The Pihuamo River caves: bottomless pits & vampire bats

The town of Pihuamo, Jalisco, is located 150 kilometers south of Guadalajara. “Somewhere near Pihuamo there’s an iron mine,” we had been told, “and along the road to that iron mine there is a bottomless pit.”

pg8aCavers love bottomless pits, if only for the fun of rappelling down them and a few minutes later shouting: “Hey, I’m at the bottom already. You call this deep?”

So off we drove to Pihuamo, where we had no problem finding the road to the iron mine, because alongside it is a very high and impressive teleferico (aerial tramway) transporting 650 containers brimming with iron through the air.

“Do you know el pozo sin fondo?” we queried a local shopkeeper.

His eyes lit up.”Mira no más” You have heard about our bottomless pit way up there al otro lado (in the United States)?”

“Yes, indeed,” I replied.

“Okay amigo, bienvenido and drive up the road toward the mine, until you come to a pueblito called Fortín and there you will find the now internationally famous pozo.”

Fortín (population of 10) was marked by a little shop selling refrescos.

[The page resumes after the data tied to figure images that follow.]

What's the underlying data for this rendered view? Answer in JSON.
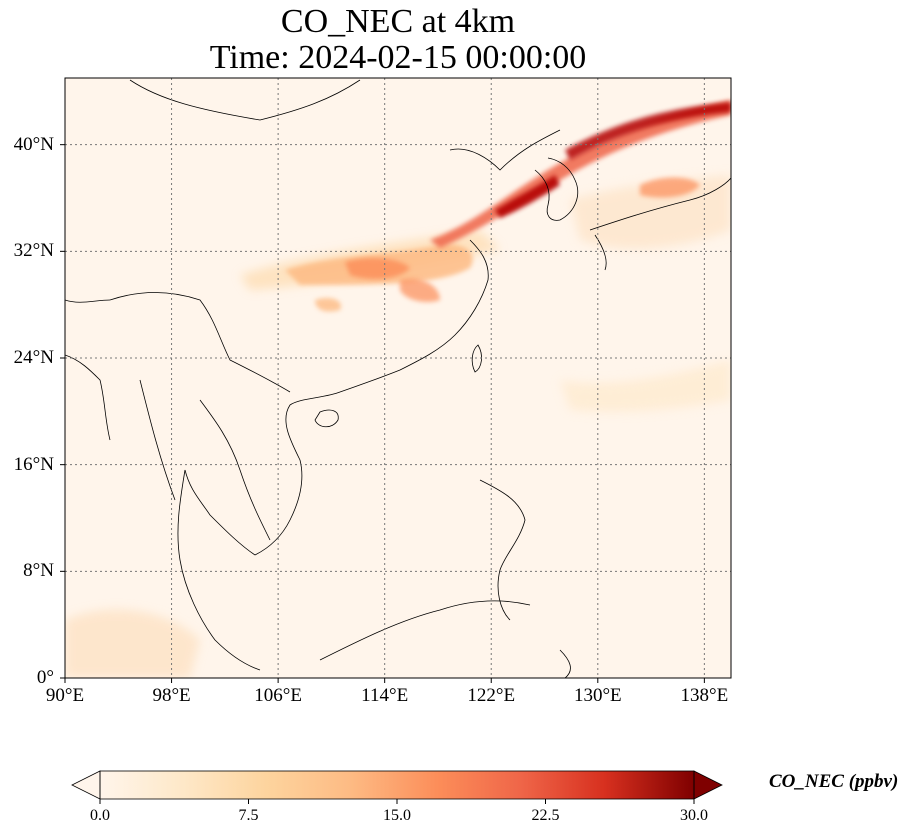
{
  "title": {
    "line1": "CO_NEC at 4km",
    "line2": "Time: 2024-02-15 00:00:00"
  },
  "map": {
    "lon_range": [
      90,
      140
    ],
    "lat_range": [
      0,
      45
    ],
    "lat_ticks": [
      {
        "value": 40,
        "label": "40°N"
      },
      {
        "value": 32,
        "label": "32°N"
      },
      {
        "value": 24,
        "label": "24°N"
      },
      {
        "value": 16,
        "label": "16°N"
      },
      {
        "value": 8,
        "label": "8°N"
      },
      {
        "value": 0,
        "label": "0°"
      }
    ],
    "lon_ticks": [
      {
        "value": 90,
        "label": "90°E"
      },
      {
        "value": 98,
        "label": "98°E"
      },
      {
        "value": 106,
        "label": "106°E"
      },
      {
        "value": 114,
        "label": "114°E"
      },
      {
        "value": 122,
        "label": "122°E"
      },
      {
        "value": 130,
        "label": "130°E"
      },
      {
        "value": 138,
        "label": "138°E"
      }
    ],
    "gridlines": true,
    "field_color_low": "#fff5eb",
    "field_color_high": "#7f0000"
  },
  "colorbar": {
    "label": "CO_NEC (ppbv)",
    "min": 0.0,
    "max": 30.0,
    "extend": "both",
    "ticks": [
      "0.0",
      "7.5",
      "15.0",
      "22.5",
      "30.0"
    ],
    "colors": [
      "#fff5eb",
      "#fdd49e",
      "#fdbb84",
      "#fc8d59",
      "#ef6548",
      "#d7301f",
      "#b30000",
      "#7f0000"
    ]
  }
}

We asked for cold drinks and sat down with the owner, Don Rafael.

“El Pozo sin Fondo is back down the road a bit, next to a big pile of garbage,” he told us.

“Ah, the local dump,” I thought. “What else would people do with a bottomless pit?”

We found the dump without a problem and my wife Susy walked up to the edge of the hole, which was about four meters in diameter. “I can see the bottom from here,” she complained. “Who are they kidding?”

Hoping to find an extensive cave system down below, we rigged the pit for rappelling.